The line between fascinating and boring narrows over time.
If most wives were honest they would admit there has been at least one moment in their marriage when they've dearly wished their husband came home with better work stories.
There are only so many times you need to hear about Tim from accounts, or Shirley from reception and, oh, how they all laughed at the performance review seminar.
As much as we love our husbands the line between fascinating and captivating and complete bore can become quite narrow with time.
The very man whose words you hung on in your younger years somehow morphs into his father/uncle/old guy down the road and opens his mouth to mutter stuff you really don't care one iota about.
You gaze out the window and find yourself wondering just how high those sweet peas will grow and when did the dog get quite so fat, then look back in time to hear him move on to the next work story which involves a daily, repetitive dispute over his carpark. Of course, my husband has never been a complete bore, he's just occasionally a bit boring, usually when he's writing a book.
This has happened a few times a year for the past seven years and it involves "lending" my husband to the book for the time it takes him to write it.
It has become completely accepted in our home by me and our children that when in book mode Dad becomes a little distracted and it's best not to engage in too much conversation should it lead very quickly around to the latest book he is writing.
He becomes completely obsessed by the subject matter and can talk of nothing else.
I should be thankful he's not a method writer which would mean when he wrote a book with Michael Hill he needed to work in a jewellery shop in St Lukes, or when he wrote Willie Apiata's biography he needed to go to Afghanistan and rescue people.
Although he did shoot a gun with Willie one day.

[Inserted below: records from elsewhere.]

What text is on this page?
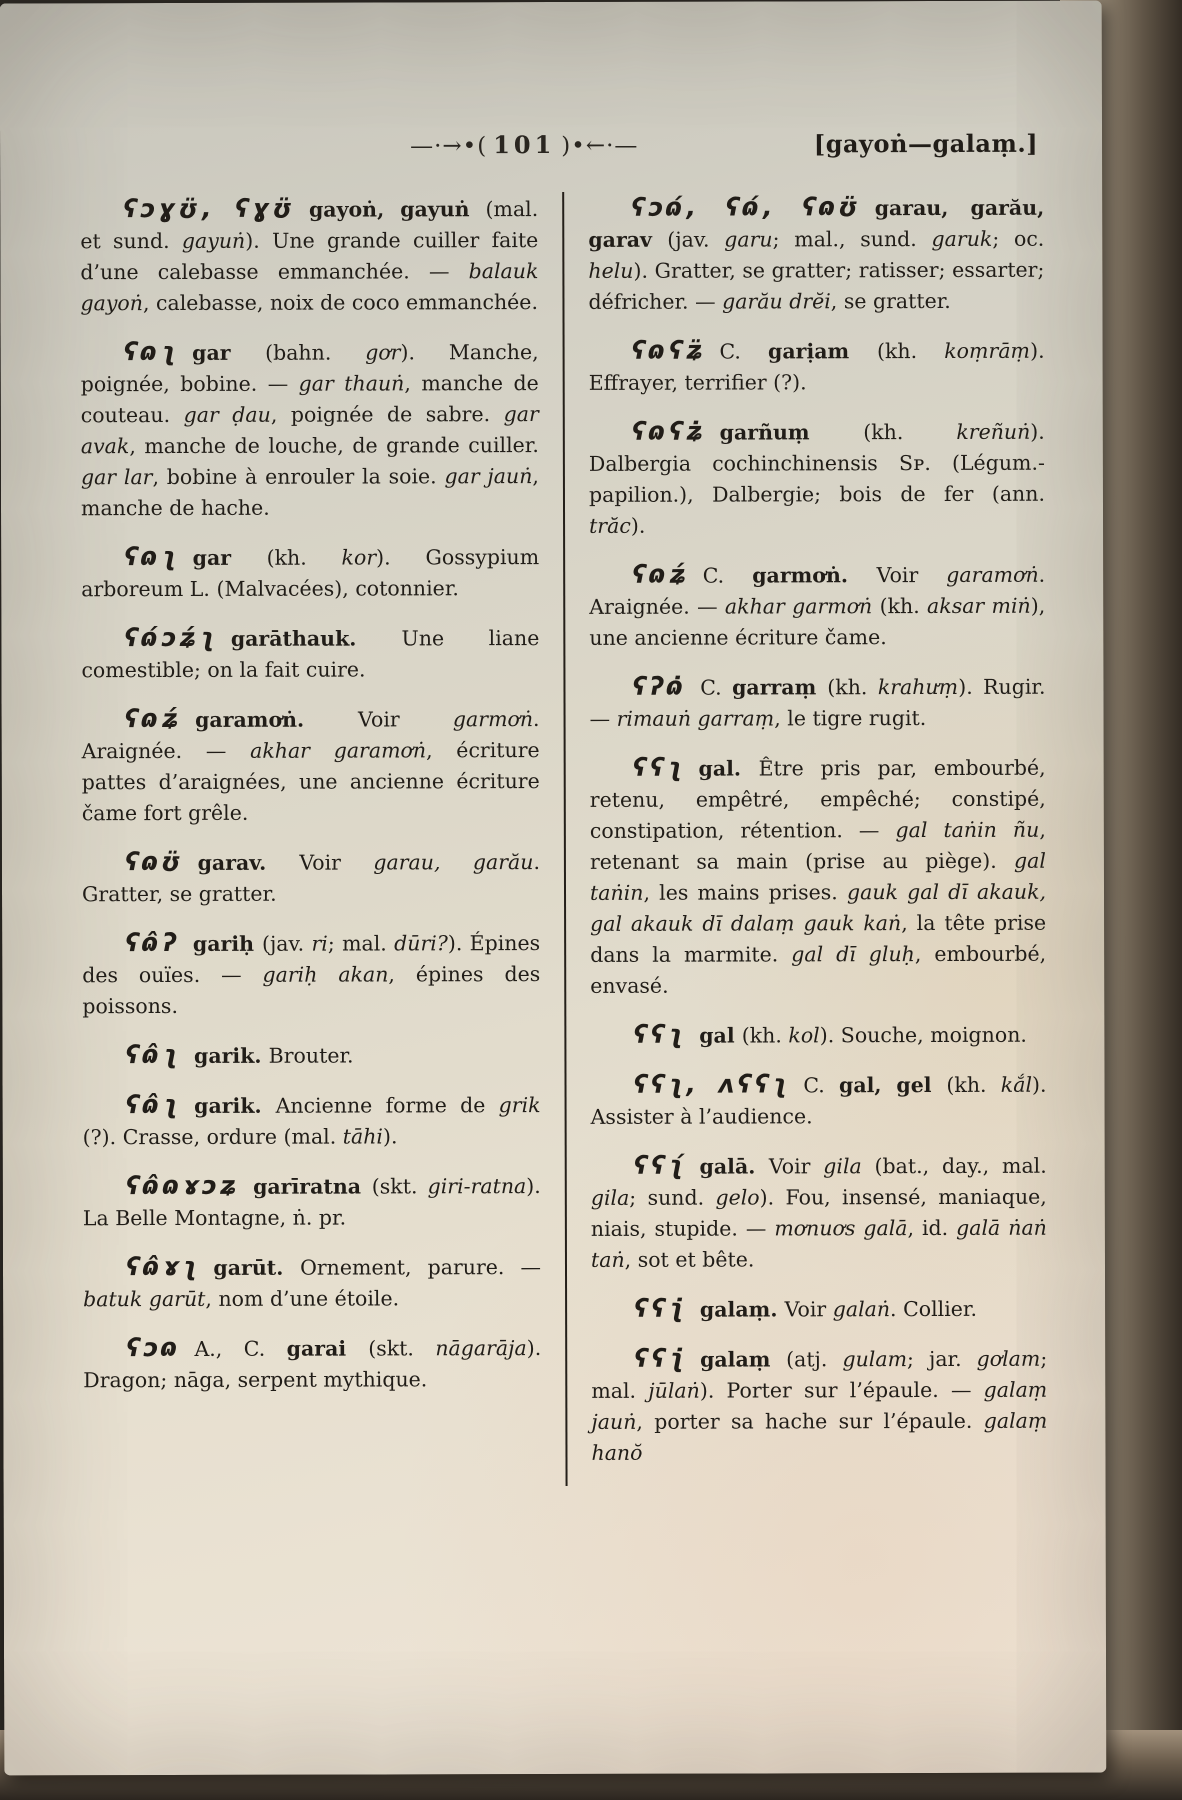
—·→•( 101 )•←·—	[gayoṅ—galaṃ.]

ʕɔɣʊ̈, ʕɣʊ̈ gayoṅ, gayuṅ (mal. et sund. gayuṅ). Une grande cuiller faite d’une calebasse emmanchée. — balauk gayoṅ, calebasse, noix de coco emmanchée.

ʕɷʅ gar (bahn. gơr). Manche, poignée, bobine. — gar thauṅ, manche de couteau. gar ḍau, poignée de sabre. gar avak, manche de louche, de grande cuiller. gar lar, bobine à enrouler la soie. gar jauṅ, manche de hache.

ʕɷʅ gar (kh. kor). Gossypium arboreum L. (Malvacées), cotonnier.

ʕɷ́ɔʑ́ʅ garāthauk. Une liane comestible; on la fait cuire.

ʕɷʑ́ garamơṅ. Voir garmơṅ. Araignée. — akhar garamơṅ, écriture pattes d’araignées, une ancienne écriture čame fort grêle.

ʕɷʊ̈ garav. Voir garau, garău. Gratter, se gratter.

ʕɷ̂ʔ gariḥ (jav. ri; mal. dūri?). Épines des ouïes. — gariḥ akan, épines des poissons.

ʕɷ̂ʅ garik. Brouter.

ʕɷ̂ʅ garik. Ancienne forme de grik (?). Crasse, ordure (mal. tāhi).

ʕɷ̂ɷɤɔʑ garīratna (skt. giri-ratna). La Belle Montagne, ṅ. pr.

ʕɷ̂ɤʅ garūt. Ornement, parure. — batuk garūt, nom d’une étoile.

ʕɔɷ A., C. garai (skt. nāgarāja). Dragon; nāga, serpent mythique.

ʕɔɷ́, ʕɷ́, ʕɷʊ̈ garau, garău, garav (jav. garu; mal., sund. garuk; oc. helu). Gratter, se gratter; ratisser; essarter; défricher. — garău drĕi, se gratter.

ʕɷʕʑ̈ C. garịam (kh. koṃrāṃ). Effrayer, terrifier (?).

ʕɷʕʑ̇ garñuṃ (kh. kreñuṅ). Dalbergia cochinchinensis Sᴘ. (Légum.-papilion.), Dalbergie; bois de fer (ann. trăc).

ʕɷʑ́ C. garmơṅ. Voir garamơṅ. Araignée. — akhar garmơṅ (kh. aksar miṅ), une ancienne écriture čame.

ʕʔɷ̇ C. garraṃ (kh. krahưṃ). Rugir. — rimauṅ garraṃ, le tigre rugit.

ʕʕʅ gal. Être pris par, embourbé, retenu, empêtré, empêché; constipé, constipation, rétention. — gal taṅin ñu, retenant sa main (prise au piège). gal taṅin, les mains prises. gauk gal dī akauk, gal akauk dī dalaṃ gauk kaṅ, la tête prise dans la marmite. gal dī gluḥ, embourbé, envasé.

ʕʕʅ gal (kh. kol). Souche, moignon.

ʕʕʅ, ʌʕʕʅ C. gal, gel (kh. kắl). Assister à l’audience.

ʕʕʅ́ galā. Voir gila (bat., day., mal. gila; sund. gelo). Fou, insensé, maniaque, niais, stupide. — mơnuơs galā, id. galā ṅaṅ taṅ, sot et bête.

ʕʕʅ̇ galaṃ. Voir galaṅ. Collier.

ʕʕʅ̇ galaṃ (atj. gulam; jar. gơlam; mal. jūlaṅ). Porter sur l’épaule. — galaṃ jauṅ, porter sa hache sur l’épaule. galaṃ hanŏ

But he does absorb the people or the things he's writing about and by necessity, as a supportive wife, I must also make that journey with him.
Michael Hill does transcendental meditation and steams his food.
So during that writing process I found myself being dragged off to learn how to meditate and was bought a steamer in which to cook food.
I didn't mind that much because I quite like Transcendental Meditation and still use it today and anyone can stomach steamed food for a while. So that book had a pleasing result.
As did Willie's book as I watched my husband go all macho, strong and silent for a good three months.
I'll be honest, I loved it. Not many women get to experience that.
But other books have been less enjoyable. Especially the ones about people who do bad things. Because despite them doing bad things, my husband's writing process is also to become very loyal to his subjects.
Which means the bad things become good things and he'll not hear a bad word said about the bad things. Well, not in his house, anyway!
At the moment he is turning his hand to a different topic, which involves not a person but an entire company history.
So I am being treated to daily, long-winded accounts of how the company came into being, the intricacies of its growth through the ages and the "fascinating" characters involved in that process.
"You must stop me if I'm boring you," he said rather generously the other day.
"You don't really mean that," I replied. "You could no more stop yourself talking about it than you could stop yourself breathing. I'm used to it after 14 books."
"Well, that's very understanding of you," he said as he put another piece of the jigsaw he was assembling on our dining table in place.
It's a jigsaw the company put out as a commemoration present. He bought it on Trade Me. As far as I can see the jigsaw is not going to be mentioned in the book or even be part of it. It's just his process.
I thought for one moment of pointing out how extreme this was and then I remembered that this is my last month of my year-long supportive wife challenge, so I sat down and helped him with the corners.